Nada de posts, rastros ou exposição constante: a tendência do momento é o chamado "feed zero", um novo comportamento social
A lógica da superexposição perdeu completamente o sentido. O que antes era sinônimo de status — mostrar tudo, o tempo todo — agora soa ultrapassado. Curadoria de imagem, filtros perfeitos e feeds organizados viraram coisa cringe. No lugar disso, a espontaneidade efêmera passou a ser mais valorizada. Mostrar o agora, do jeito que é, sem grandes produções, virou a nova forma de se conectar. O movimento do "feed zero" é um reflexo claro dessa mudança. A Geração Z — e ainda mais a Alfa — está rejeitando a ideia de passado digital fixo. Eles não querem mais registros permanentes ou versões congeladas de si mesmos circulando para sempre na internet. A preferência é pelo temporário, pelo que desaparece, por momentos que não precisam ser eternizados. Privacidade, antes vista como ausência, hoje é símbolo de liberdade e autenticidade real. É a liberdade de mudar, apagar, recomeçar — sem deixar rastro.
Nada de se apegar ao feed

Eles vivem o agora. Compartilham o que sentem no momento, sem a preocupação de eternizar cada instante. Na era da fluidez digital, deixar tudo fixo perdeu o apelo. O feed estático, que um dia foi vitrine de identidade, agora soa como algo do passado. O que vale é a presença real, o conteúdo que nasce e desaparece, a mensagem espontânea que reflete o agora — não um retrato congelado de quem se foi. A conexão acontece em tempo real, em formatos que somem, com vozes autênticas e imperfeitas. É uma nova forma de expressão, mais humana, mais livre. Como quem diz, sem precisar dizer: "eu mudo, evoluo, e não quero ser preso à versão de mim de três meses atrás".

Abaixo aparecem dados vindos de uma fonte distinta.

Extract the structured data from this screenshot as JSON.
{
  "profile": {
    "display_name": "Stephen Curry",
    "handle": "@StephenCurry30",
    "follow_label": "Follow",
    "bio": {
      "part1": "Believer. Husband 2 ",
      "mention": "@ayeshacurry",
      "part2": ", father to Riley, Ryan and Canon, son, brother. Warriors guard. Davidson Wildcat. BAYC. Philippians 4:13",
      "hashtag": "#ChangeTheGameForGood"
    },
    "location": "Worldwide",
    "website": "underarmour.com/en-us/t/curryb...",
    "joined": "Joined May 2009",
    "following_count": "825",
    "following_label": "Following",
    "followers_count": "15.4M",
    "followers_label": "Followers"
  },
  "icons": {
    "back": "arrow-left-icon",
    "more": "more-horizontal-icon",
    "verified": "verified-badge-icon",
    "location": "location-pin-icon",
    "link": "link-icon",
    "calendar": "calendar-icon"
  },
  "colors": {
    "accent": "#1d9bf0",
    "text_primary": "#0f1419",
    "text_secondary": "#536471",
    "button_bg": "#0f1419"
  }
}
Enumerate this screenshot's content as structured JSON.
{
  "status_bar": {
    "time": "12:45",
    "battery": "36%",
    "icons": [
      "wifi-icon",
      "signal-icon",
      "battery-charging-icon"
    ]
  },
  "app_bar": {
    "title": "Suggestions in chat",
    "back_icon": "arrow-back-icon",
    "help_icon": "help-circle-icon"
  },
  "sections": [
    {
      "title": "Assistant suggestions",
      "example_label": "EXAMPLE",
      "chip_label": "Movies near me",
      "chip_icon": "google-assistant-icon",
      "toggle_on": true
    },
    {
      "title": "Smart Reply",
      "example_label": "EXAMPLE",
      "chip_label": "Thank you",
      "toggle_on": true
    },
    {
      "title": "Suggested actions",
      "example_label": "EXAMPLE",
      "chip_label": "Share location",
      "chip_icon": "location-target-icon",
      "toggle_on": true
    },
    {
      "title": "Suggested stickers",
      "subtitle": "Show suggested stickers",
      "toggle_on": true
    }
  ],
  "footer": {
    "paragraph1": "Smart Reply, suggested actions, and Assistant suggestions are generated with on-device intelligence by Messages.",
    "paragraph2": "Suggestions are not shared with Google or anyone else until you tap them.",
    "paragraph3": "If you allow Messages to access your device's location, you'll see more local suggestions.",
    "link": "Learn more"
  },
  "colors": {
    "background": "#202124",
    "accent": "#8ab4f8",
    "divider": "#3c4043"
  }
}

Se a sua estratégia ainda depende de um portfólio fixo no feed, você já começou a perder espaço. A nova geração quer mais do que estética: ela exige presença real e comunicação fluida. O conteúdo imutável, pensado para durar para sempre, já não conversa com quem vive em constante movimento. Eles preferem o que desaparece, o que acompanha o ritmo da vida real. Para continuar relevante, é preciso adotar a mentalidade do feed zero — uma lógica onde menos é mais. Menos pose, mais presença. Menos curadoria, mais conexão. Menos fixo, mais flow. A era do conteúdo eterno está ficando para trás. Agora, quem dita as regras é a autenticidade — viva, imperfeita e em constante transformação.